I lay in the ditch, hidden. The rain is beating down hard around me now as the ditch begins to fill with water. The rain has fallen too quickly for the dried earth to soak up the water at a rate consistent with the deluge. The water is creeping along my still body, soaking the backside of my clothes and my hair. The grass is wet, and the earth feels bloated beneath my body. A sense of panic rises from within me as if I am being dragged down into a quagmire. For a moment, I think someone is dragging me.
I hold my breath and try to clear my mind of the sinking feeling. I don’t think anyone can see me. I am small and the ditch is deep, I remind myself. I clutch my necklace tightly in my hand and take several deep breaths as I stroke the outline of the necklace with my fingers. My bike is beside me in the ditch, the wheels still turning slowly in the rain.
Can anyone see me? I wonder again.
No, I reassure myself. I stare up at the grey sky. The dark grey clouds are moving above like waves out at sea. The raindrops do not come into focus until mere moments before they splatter onto my face. A mixture of raindrops and tears run down my cheeks now. Temperature is the only way to distinguish one from the other as my entire face is wet now. The tears are warm, and the rain is cool.
Home is just a couple of blocks away. I know I can make it if I go quickly, but I cannot be seen. I have to be sure of that.
I roll over first to my side and then onto my stomach and begin to army crawl to where my bike sits in the ditch. It feels like my body is filled with concrete as I try to use my arms to drag myself and my soaking wet clothes across the ditch.
The white plastic handlebars are wet and slippery as I grab the bike, and I lose my grip on them more than once while trying to gain control of the bike and pull myself upright.
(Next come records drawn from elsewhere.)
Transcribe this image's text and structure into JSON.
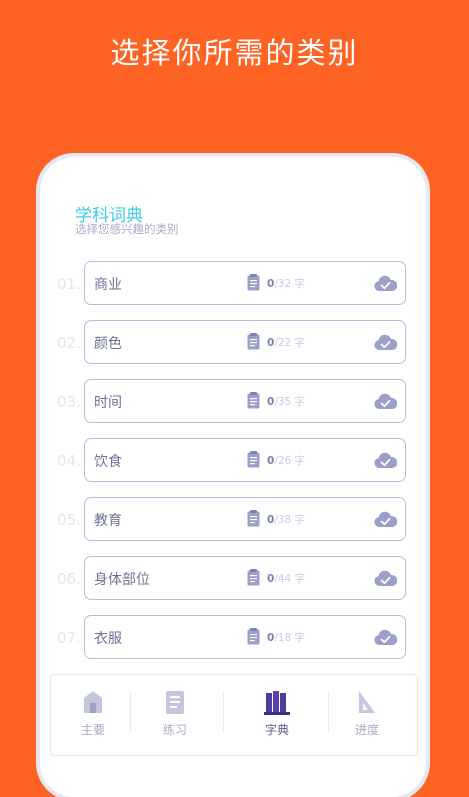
{
  "headline": "选择你所需的类别",
  "section": {
    "title": "学科词典",
    "subtitle": "选择您感兴趣的类别"
  },
  "categories": [
    {
      "index": "01.",
      "name": "商业",
      "learned": "0",
      "total": "/32 字"
    },
    {
      "index": "02.",
      "name": "颜色",
      "learned": "0",
      "total": "/22 字"
    },
    {
      "index": "03.",
      "name": "时间",
      "learned": "0",
      "total": "/35 字"
    },
    {
      "index": "04.",
      "name": "饮食",
      "learned": "0",
      "total": "/26 字"
    },
    {
      "index": "05.",
      "name": "教育",
      "learned": "0",
      "total": "/38 字"
    },
    {
      "index": "06.",
      "name": "身体部位",
      "learned": "0",
      "total": "/44 字"
    },
    {
      "index": "07.",
      "name": "衣服",
      "learned": "0",
      "total": "/18 字"
    }
  ],
  "tabs": [
    {
      "label": "主要",
      "icon": "home-icon"
    },
    {
      "label": "练习",
      "icon": "practice-icon"
    },
    {
      "label": "字典",
      "icon": "dictionary-icon",
      "active": true
    },
    {
      "label": "进度",
      "icon": "progress-icon"
    }
  ],
  "colors": {
    "background": "#FF6324",
    "accent": "#41CBE6",
    "card_border": "#B9BCDF",
    "icon": "#9C9FC8",
    "active_tab": "#5A3FA8"
  }
}
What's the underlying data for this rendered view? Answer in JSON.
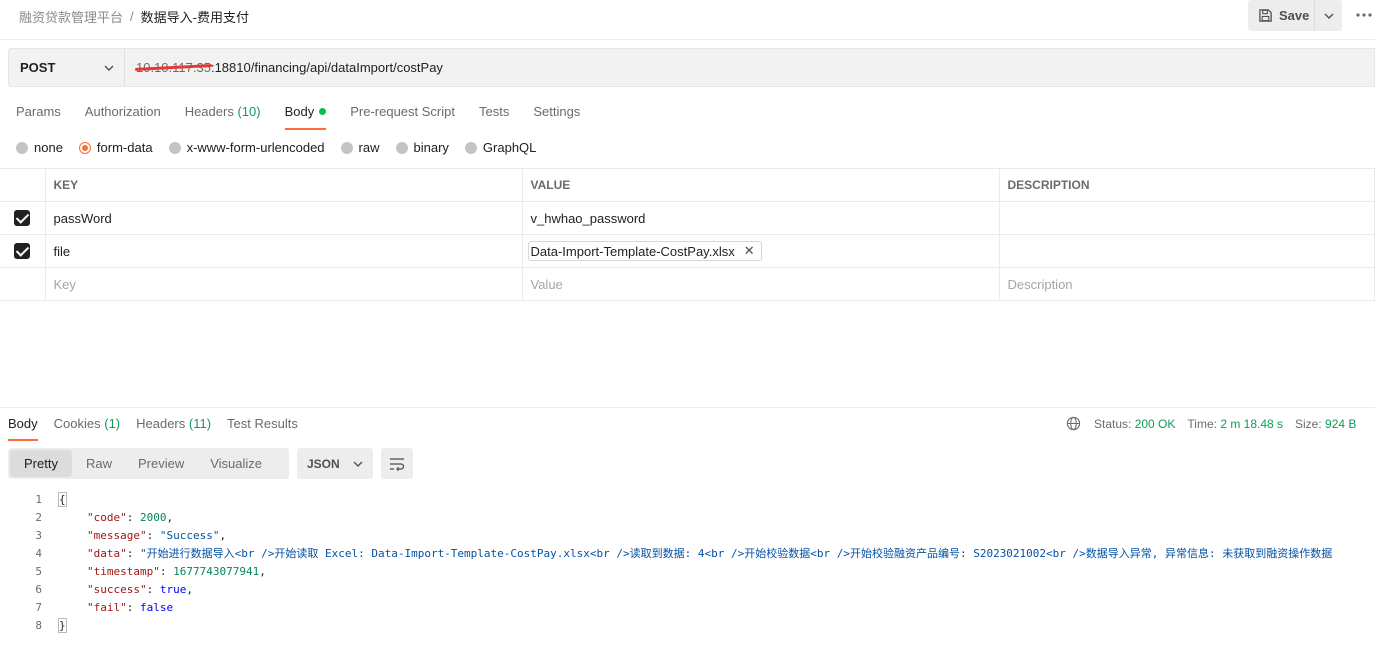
{
  "header": {
    "breadcrumb_parent": "融资贷款管理平台",
    "breadcrumb_sep": "/",
    "title": "数据导入-费用支付",
    "save_label": "Save",
    "more_label": "•••"
  },
  "request": {
    "method": "POST",
    "url_redacted_host": "10.10.117.35",
    "url_rest": ":18810/financing/api/dataImport/costPay"
  },
  "request_tabs": [
    {
      "label": "Params",
      "count": ""
    },
    {
      "label": "Authorization",
      "count": ""
    },
    {
      "label": "Headers",
      "count": "(10)"
    },
    {
      "label": "Body",
      "count": ""
    },
    {
      "label": "Pre-request Script",
      "count": ""
    },
    {
      "label": "Tests",
      "count": ""
    },
    {
      "label": "Settings",
      "count": ""
    }
  ],
  "body_types": [
    "none",
    "form-data",
    "x-www-form-urlencoded",
    "raw",
    "binary",
    "GraphQL"
  ],
  "body_types_selected": "form-data",
  "form_table": {
    "headers": [
      "KEY",
      "VALUE",
      "DESCRIPTION"
    ],
    "rows": [
      {
        "key": "passWord",
        "value": "v_hwhao_password",
        "checked": true
      },
      {
        "key": "file",
        "value": "Data-Import-Template-CostPay.xlsx",
        "checked": true,
        "is_file": true
      }
    ],
    "placeholder": {
      "key": "Key",
      "value": "Value",
      "description": "Description"
    }
  },
  "response": {
    "tabs": [
      {
        "label": "Body",
        "count": ""
      },
      {
        "label": "Cookies",
        "count": "(1)"
      },
      {
        "label": "Headers",
        "count": "(11)"
      },
      {
        "label": "Test Results",
        "count": ""
      }
    ],
    "status_label": "Status:",
    "status_value": "200 OK",
    "time_label": "Time:",
    "time_value": "2 m 18.48 s",
    "size_label": "Size:",
    "size_value": "924 B",
    "format_modes": [
      "Pretty",
      "Raw",
      "Preview",
      "Visualize"
    ],
    "format_selected": "Pretty",
    "language": "JSON",
    "code_lines": [
      {
        "n": "1",
        "text": "{"
      },
      {
        "n": "2",
        "key": "\"code\"",
        "value": "2000",
        "type": "num"
      },
      {
        "n": "3",
        "key": "\"message\"",
        "value": "\"Success\"",
        "type": "str"
      },
      {
        "n": "4",
        "key": "\"data\"",
        "value": "\"开始进行数据导入<br />开始读取 Excel: Data-Import-Template-CostPay.xlsx<br />读取到数据: 4<br />开始校验数据<br />开始校验融资产品编号: S2023021002<br />数据导入异常, 异常信息: 未获取到融资操作数据",
        "type": "str"
      },
      {
        "n": "5",
        "key": "\"timestamp\"",
        "value": "1677743077941",
        "type": "num"
      },
      {
        "n": "6",
        "key": "\"success\"",
        "value": "true",
        "type": "bool"
      },
      {
        "n": "7",
        "key": "\"fail\"",
        "value": "false",
        "type": "bool",
        "last": true
      },
      {
        "n": "8",
        "text": "}"
      }
    ]
  },
  "colors": {
    "accent": "#ff6c37",
    "green": "#0f9d58",
    "redaction": "#e53935"
  }
}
Finally, I pull myself up to my knees and prop my bike up, slowly inching my body toward the center of the bike’s frame.
I can hear noises in the distance, and I know that I need to move faster—to work harder. It won’t be long now before surely, they will come looking for me. I try to hurry but the rain impedes my ability to act with any sense of urgency.
I press one of my white sneakers down onto the ground in an attempt to hoist myself up onto my bike. My foot sinks into the wet muddy grass of the ditch. The earthy water soaks through the canvas of my shoes now and into my socks until they are sopping wet. Waterlogged, I command my feet to work again and fling my other leg over my bike. I press hard down onto the pedal with my right foot, but the tires of the bike slide in the wet grass, going nowhere. Undeterred, I try again and this time the bike starts moving.
I work hard to regain my balance on the bike as I sit down, clothes soaked, on the slippery bike seat. I can barely see anything as the rain continues to beat down all around me. I notice that I am bleeding in a couple of places on my arms and legs from where I had crashed moments earlier. I can’t think about that now. I put my head down and blink aggressively to keep the rainwater from distorting my vision. The tears still cloud my eyes.
I propel my bike with the full force of my wiry legs, pedaling as hard as I can. Finally, angling my front tire at a forty-five-degree angle, I successfully launch myself out of the ditch.
I can still hear the noises in the distance. I do not know whether anyone saw me, and it is raining too hard to look back. Nonetheless, I take a quick look back over my right shoulder as I continue to pedal frantically. As I suspected it would, the rain has made it very difficult to see. In the distance, all I see is a car. Even through the pouring rain, I recognize the car. My stomach drops. There is no sign of her in sight. I know I should go back, but I am too scared. I put my head down again to shield myself from the rain and I pedal faster, not looking back, until I am greeted by the familiar driveway of home.